Tutto ciò, non possiamo nascondercelo, potrà anche comportare e richiedere dei sacrifici: la piena disponibilità per la realizzazione di un disegno pastorale più organico e più funzionale, cioè di quella "ratio pastoralis" di cui parla la costituzione apostolica "Vicariae Potestatis" (Pauli VI "Vicariae Potestatis", 2,7); la capacità di rinunciare ad iniziative e a progetti particolari, che forse non si inserirebbero adeguatamente in un disegno di "pastorale d'insieme". Ma questi sono sacrifici certamente fecondi per il bene autentico delle anime e per l'edificazione della Chiesa.


4. In questi giorni di comune preghiera e di intenso studio, vari specialisti approfondiranno i testi conciliari da me accennati, come pure il citato documento "Mutuae Relationes", perché nella vasta e complessa diocesi di Roma la presenza numericamente rilevante di religiosi e di religiose costituisca una prova ed un segno di ardore apostolico ed un valido aiuto per affrontare e risolvere, con realismo, gli svariati problemi che emergono dal contesto socio-culturale dell'urbe e che sono analizzati dai vostri gruppi di studio; i problemi della catechesi permanente; della cultura; del mondo del lavoro; della scuola; della politica; dell'assistenza alle borgate; degli istituti educativo-assistenziali; dei centri di preghiera; delle vocazioni sacerdotali e religiose; della droga; delle missioni; e tanti altri, che certamente affioreranno nelle vostre serene e franche discussioni.

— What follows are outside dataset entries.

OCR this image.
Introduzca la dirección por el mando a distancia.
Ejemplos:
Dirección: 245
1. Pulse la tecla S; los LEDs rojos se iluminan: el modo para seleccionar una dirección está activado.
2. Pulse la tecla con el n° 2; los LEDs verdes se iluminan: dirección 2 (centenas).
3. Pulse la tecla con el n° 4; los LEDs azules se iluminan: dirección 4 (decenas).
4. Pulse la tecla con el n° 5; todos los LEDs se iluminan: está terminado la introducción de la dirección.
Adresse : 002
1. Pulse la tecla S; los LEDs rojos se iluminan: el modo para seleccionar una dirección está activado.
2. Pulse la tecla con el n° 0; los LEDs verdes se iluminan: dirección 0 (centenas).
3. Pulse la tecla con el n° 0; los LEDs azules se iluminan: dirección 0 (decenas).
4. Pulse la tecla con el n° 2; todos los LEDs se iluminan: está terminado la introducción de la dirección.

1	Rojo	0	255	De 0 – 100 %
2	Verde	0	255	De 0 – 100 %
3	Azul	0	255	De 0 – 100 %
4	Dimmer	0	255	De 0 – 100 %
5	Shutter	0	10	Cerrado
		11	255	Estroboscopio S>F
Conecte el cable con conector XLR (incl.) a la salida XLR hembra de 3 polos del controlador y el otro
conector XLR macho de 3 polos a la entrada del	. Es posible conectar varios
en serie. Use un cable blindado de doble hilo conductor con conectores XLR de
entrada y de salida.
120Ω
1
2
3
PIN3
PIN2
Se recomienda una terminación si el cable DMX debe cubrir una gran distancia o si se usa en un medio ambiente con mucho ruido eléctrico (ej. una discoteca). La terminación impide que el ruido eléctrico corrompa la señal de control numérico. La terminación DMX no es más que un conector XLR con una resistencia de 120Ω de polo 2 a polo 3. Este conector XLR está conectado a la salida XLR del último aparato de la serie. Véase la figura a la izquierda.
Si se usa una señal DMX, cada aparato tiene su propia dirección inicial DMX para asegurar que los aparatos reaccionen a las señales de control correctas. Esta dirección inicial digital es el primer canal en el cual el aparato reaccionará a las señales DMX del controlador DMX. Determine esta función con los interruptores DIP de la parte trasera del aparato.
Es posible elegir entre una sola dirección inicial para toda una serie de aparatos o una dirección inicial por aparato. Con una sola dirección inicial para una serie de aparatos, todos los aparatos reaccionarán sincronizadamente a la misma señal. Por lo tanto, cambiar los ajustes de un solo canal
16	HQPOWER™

Conto molto sulla vostra sperimentata generosità e sul vostro amore alla Chiesa, perché, mediante la vostra solerte ed efficace collaborazione anche ai romani di oggi si possano applicare le parole che san Paolo rivolgeva ai primi cristiani della capitale dell'impero: "Rendo grazie a Dio per mezzo di Gesù Cristo riguardo a tutti voi, perché la fama della vostra fede si espande in tutto il mondo" (Rm 1,8).

Coraggio! Si tratta, ancora una volta, di seguire il Cristo, di camminare con Lui, nonostante gli immancabili sacrifici. Ma ascoltiamo e facciamo tesoro della raccomandazione di sant'Agostino: "Ambula securus in Christo, ambula; ne offendas, ne cadas, ne retro respicias, ne in via emaneas, ne a via recedas" (Cammina sicuro in Cristo, cammina; non inciampare, non cadere, non guardare indietro, non ti fermare per via, non cambiare strada) (Sant'Agostino "Sermo" 170,11: PL 38,932).

Con la mia benedizione apostolica.

Data: 1980-01-04 Data estesa: Venerdi 4 Gennaio 1980.


Al personale del Governatorato Vaticano - Città del Vaticano (Roma)

Titolo: Sono un padre che ha bisogno dell'aiuto dei suoi figli

Fratelli carissimi, 1. A voi tutti il mio saluto cordiale! Sono lieto di questo speciale incontro, che si svolge nel clima così caratteristico delle festività natalizie e che ci offre la possibilità - da voi e da me desiderata - di scambiarci gli auguri per il nuovo anno, da poco iniziato.

Eccovi raccolti insieme, voi che prestate i vostri servizi alle dipendenze del Governatorato, con i vostri cari e gli operai delle Ditte che prestano servizio in Vaticano, con le rispettive famiglie. Il ritrovarci uniti consente a voi ed a me di avere la percezione anche fisica della realtà umana di questa vostra comunità, che opera quotidianamente entro l'ambito di questo Stato, minuscolo per territorio ma tanto rilevante dal punto di vista spirituale. Ciò dà al vostro lavoro - e voi ne avete certamente la consapevolezza - un "significato" del tutto particolare; quello cioè di una collaborazione che vi rende, sia pure su piani diversi, parte attiva di un complesso organismo che si muove intorno al Papa e ne rende possibile e ne coadiuva in certo modo l'opera, nella sua universale missione di Vicario di Cristo.

Simile consapevolezza, che si aggiunge a quella della nobiltà e dignità della vostra quotidiana fatica, quale che essa sia, può darvi la legittima fierezza di essere così, più che altri, strettamente legati al Successore di Pietro, a cui tutto il mondo cattolico guarda come al centro della propria comunione nella carità.